As hipóteses eram escassas, mas Nibali é isto. Nibali não é apenas o ciclista que ganha o Giro, que ganha a Vuelta, que ataca no Campeonato do Mundo. É um daqueles superclasse que prefere as chances mínimas de um ataque na Cipressa do que as chances nulas numa chegada ao sprint. O italiano sonha vencer Sanremo e sabe que tem que o fazer assim, ao ataque. E porque no Poggio toda a gente está de sobreaviso, experimentou na subida anterior, esperando que os adversários se desorganizassem como tantas vezes, em várias provas, vemos. Se O'Grady e Vansummeren venceram em Roubaix e Devolder venceu duas vezes em Flandres com essa estratégia, então Nibali também pode sonhar e daqui a um ano estará novamente ao ataque.
No Poggio surgiu o ataque de Gregory Rast que alcançou Nibali, e Enrico Battaglin juntou-se ao suíço. Depois Philippe Gilbert ainda na subida, Lars-Petter Nordhaug já no final da mesma e a forçar durante toda a descida e Sonny Colbrelli já na fase plana dentro de Sanremo. Trabalhou a Sky, a BMC, a Katusha e a Lotto, tentando controlar uma corrida de tão difícil controlo, mas era isso que interessava aos seus ciclistas.
Faltou o ataque de Fabian Cancellara, mas Spartacus tinha outra estratégia para hoje. O suíço perdeu em 2011 num sprint a oito, perdeu em 2012 num sprint a três depois de atacar no Poggio e perdeu em 2013 num sprint a sete, novamente depois de atacar no Poggio. Dos últimos três anos, dos últimos três pódios, retirou uma lição. Que ao fim de 300 quilómetros, pode ganhar o sprint a qualquer um, e por isso hoje optou por se poupar no Poggio, mas lançando Rast para que outras equipas perseguissem e sacudissem alguns sprinters.
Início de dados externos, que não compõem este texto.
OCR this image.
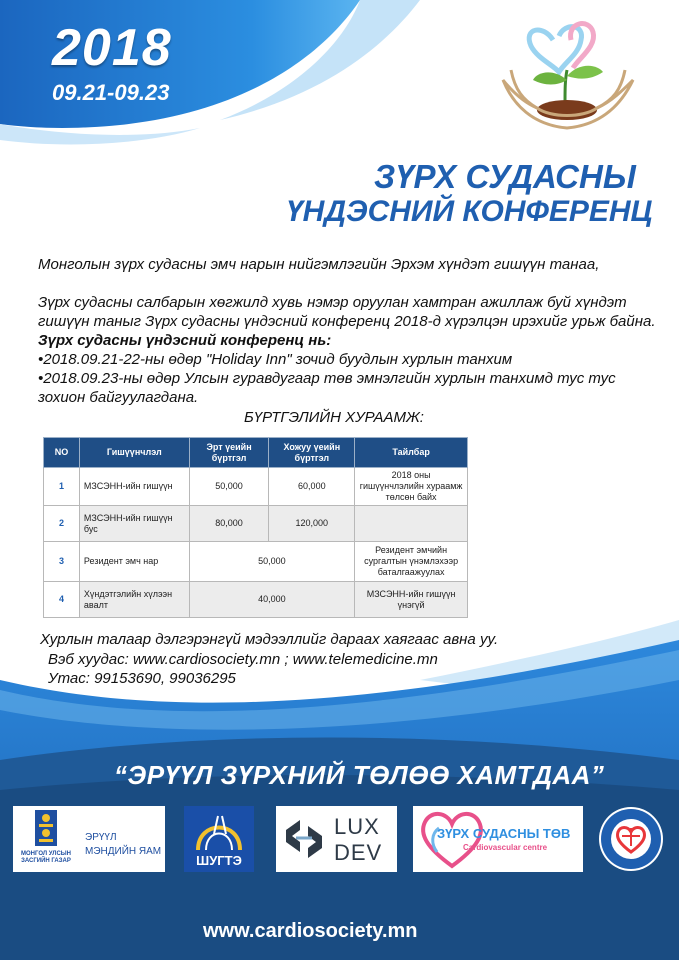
2018
09.21-09.23
ЗҮРХ СУДАСНЫ
ҮНДЭСНИЙ КОНФЕРЕНЦ
Монголын зүрх судасны эмч нарын нийгэмлэгийн Эрхэм хүндэт гишүүн танаа,
Зүрх судасны салбарын хөгжилд хувь нэмэр оруулан хамтран ажиллаж буй хүндэт
гишүүн таныг Зүрх судасны үндэсний конференц 2018-д хүрэлцэн ирэхийг урьж байна.
Зүрх судасны үндэсний конференц нь:
•2018.09.21-22-ны өдөр "Holiday Inn" зочид буудлын хурлын танхим
•2018.09.23-ны өдөр Улсын гуравдугаар төв эмнэлгийн хурлын танхимд тус тус
зохион байгуулагдана.
БҮРТГЭЛИЙН ХУРААМЖ:
NO	Гишүүнчлэл	Эрт үеийн бүртгэл	Хожуу үеийн бүртгэл	Тайлбар
1	МЗСЭНН-ийн гишүүн	50,000	60,000	2018 оны гишүүнчлэлийн хураамж төлсөн байх
2	МЗСЭНН-ийн гишүүн бус	80,000	120,000	
3	Резидент эмч нар	50,000		Резидент эмчийн сургалтын үнэмлэхээр баталгаажуулах
4	Хүндэтгэлийн хүлээн авалт	40,000		МЗСЭНН-ийн гишүүн үнэгүй
Хурлын талаар дэлгэрэнгүй мэдээллийг дараах хаягаас авна уу.
Вэб хуудас: www.cardiosociety.mn ; www.telemedicine.mn
Утас: 99153690, 99036295
“ЭРҮҮЛ ЗҮРХНИЙ ТӨЛӨӨ ХАМТДАА”
МОНГОЛ УЛСЫН ЗАСГИЙН ГАЗАР
ЭРҮҮЛ
МЭНДИЙН ЯАМ
ШУГТЭ
LUX
DEV
ЗҮРХ СУДАСНЫ ТӨВ
Cardiovascular centre
www.cardiosociety.mn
A tática de Cancellara revelou-se certa, com o suíço mais rápido nos metros finais que os seus adversários, sprintando inclusive melhor que Cavendish, mas batido por um Alexander Kristoff apoiando numa enorme Katusha.
Kristoff já tinha ameaçado que era ciclista para vencer um Monumento. Um sprinter de primeira linha, bronze nos Jogos Olímpicos de Londres, 8º em Sanremo 2013, 4º em Flandres e 9º em Roubaix, mostrando uma grande aptidão para distâncias longas. A Katusha mereceu esta vitória. Assumiu a corrida e mostrou confiança no seu homem até ao final, quando Luca Paolini era o único junto de Kristoff.
O italiano já terminou no top-10 por cinco ocasiões, incluíndo o 3º lugar de 2003 quando venceu o seu companheiro Paolo Bettini, o 3º de 2006 e o 5º no ano passado. Mas quando chegou aos últimos quilómetros, fez um trabalho soberbo para o seu companheiro.
No terceiro lugar ficou Ben Swift, ele que já foi campeão mundial na pista e hoje herdou a capitania da Sky de Edvald Boasson Hagen, com destaque também para Sonny Colbrelli, um dos maiores talentos italianos no que ao sprint diz respeito, que foi sexto.
Cavendish saiu para para o sprint mas logo ficou vazio de forças, Peter Sagan contou com um excelente Alessandro De Marchi mas foi incapaz de mostrar hoje a sua qualidade, e André Greipel, que parecia tão bem no Poggio, cedeu já na marginal de Sanremo. São consequências de sete horas sobra a bicicleta.
E assim, sem necessidade de novas subidas, sem necessidade de grandes invenções, tivemos uma Milano-Sanremo muito atacada, muito disputada, muito emocionante e em aberto até ao final. Isto é Sanremo!